Добролюбов рассматривал русскую реалистическую литературу как неотъемлемый компонент революционно-демократической идеологии. Писатель-реалист, к тому же обладающий необходимой широтой воззрений, в состоянии отразить те существенные процессы, которые протекают в обществе, его произведение может быть и средством познания, и тем барометром, который покажет и начало движения в народе и обществе, и степень его развития. Такой подход к литературе, возможно, вызывал определенное преувеличение ее роли и значения в общественном движении, однако в специфических условиях жизни и борьбы русских революционеров-демократов и с учетом их отношения к изучению действительности это понимание литературы было в определенной мере оправданным. При этом важное значение приобретал, с точки зрения Добролюбова, вопрос о том, согласно ли общество с выводами, сделанными в «Современнике» на основе анализа реалистической литературы. Раскрывая характер этого вопроса, он говорил: «У ней (литературы. — В. Н.) во власти только теоретическая часть; практика вся в руках общества» (3, 4, 110).

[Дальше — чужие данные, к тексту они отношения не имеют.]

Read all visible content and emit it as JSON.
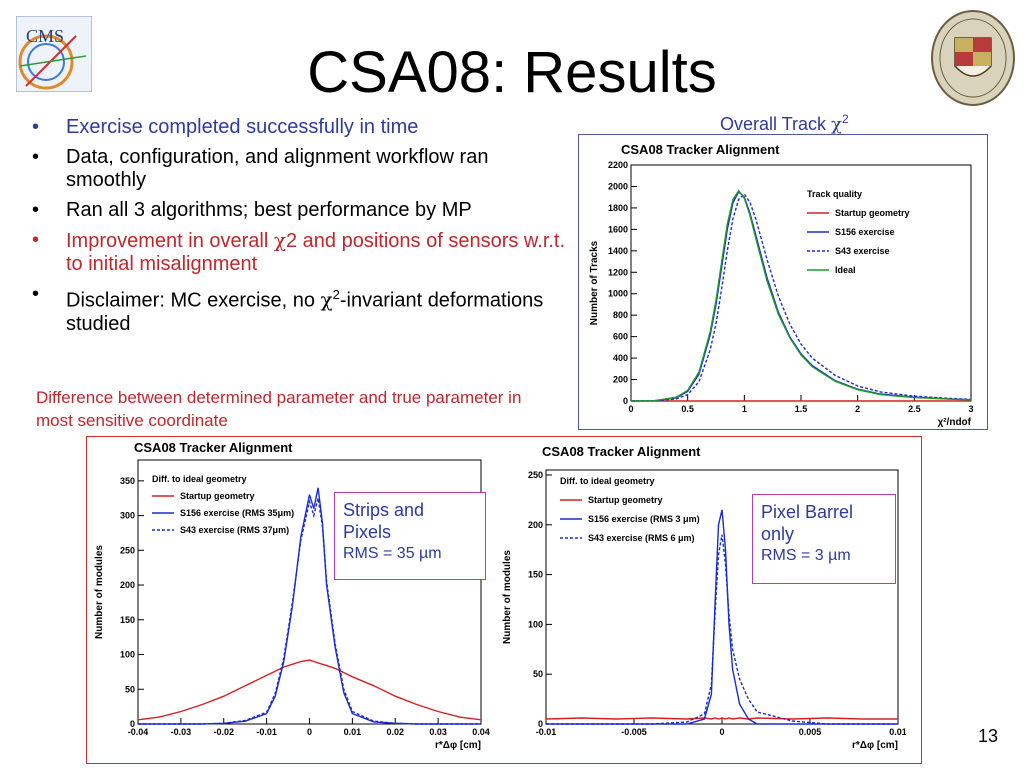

Отсюда задача литературной критики состоит в том, «стоит ли автор в уровень с теми естественными стремлениями, которые уже пробудились в народе или должны скоро пробудиться по требованию современного порядка дел» (3, 6, 312), ищет ли в реалистической литературе критерий практической истинности теоретических установок революционных демократов.
Глава II
ПРОБЛЕМЫ СУБЪЕКТИВНОГО ФАКТОРА РЕВОЛЮЦИОННОГО ПРОЦЕССА: ТЕОРИЯ ЛИЧНОСТИ
Русские революционеры-демократы Чернышевский и Добролюбов прекрасно осознавали, что в истории общества действуют люди, одаренные сознанием и стремящиеся к определенным целям. Гуманизм и демократизм русских революционных демократов заключался в том, что они понимали проблему довольно широко, признавая любого члена общества в качестве исторического деятеля. Говоря об этом, Добролюбов отмечал, что существует два противоположных взгляда на права личности, ее значение в жизни общества. Оба они ошибочны в своих крайностях. Так, первый из них, «происходя из неуважения к личности вообще, от непонимания прав каждого человека, приводит к неумеренному, безрассудному поклонению нескольким исключительным личностям», т. е. исторически активными признаются только великие личности. Такое преклонение перед великими личностями, по мнению Добролюбова, возмутительно — в нем выражается неуважение каждой отдельной личности к самой себе. Второй взгляд предполагает вообще подавление личности, так как «важно развитие народа и человечества, а не развитие отдельных личностей». Такое рассуждение, объяснял Добролюбов, показывает неумение применить общее положение в конкретных областях (см. 3, 2,385–386).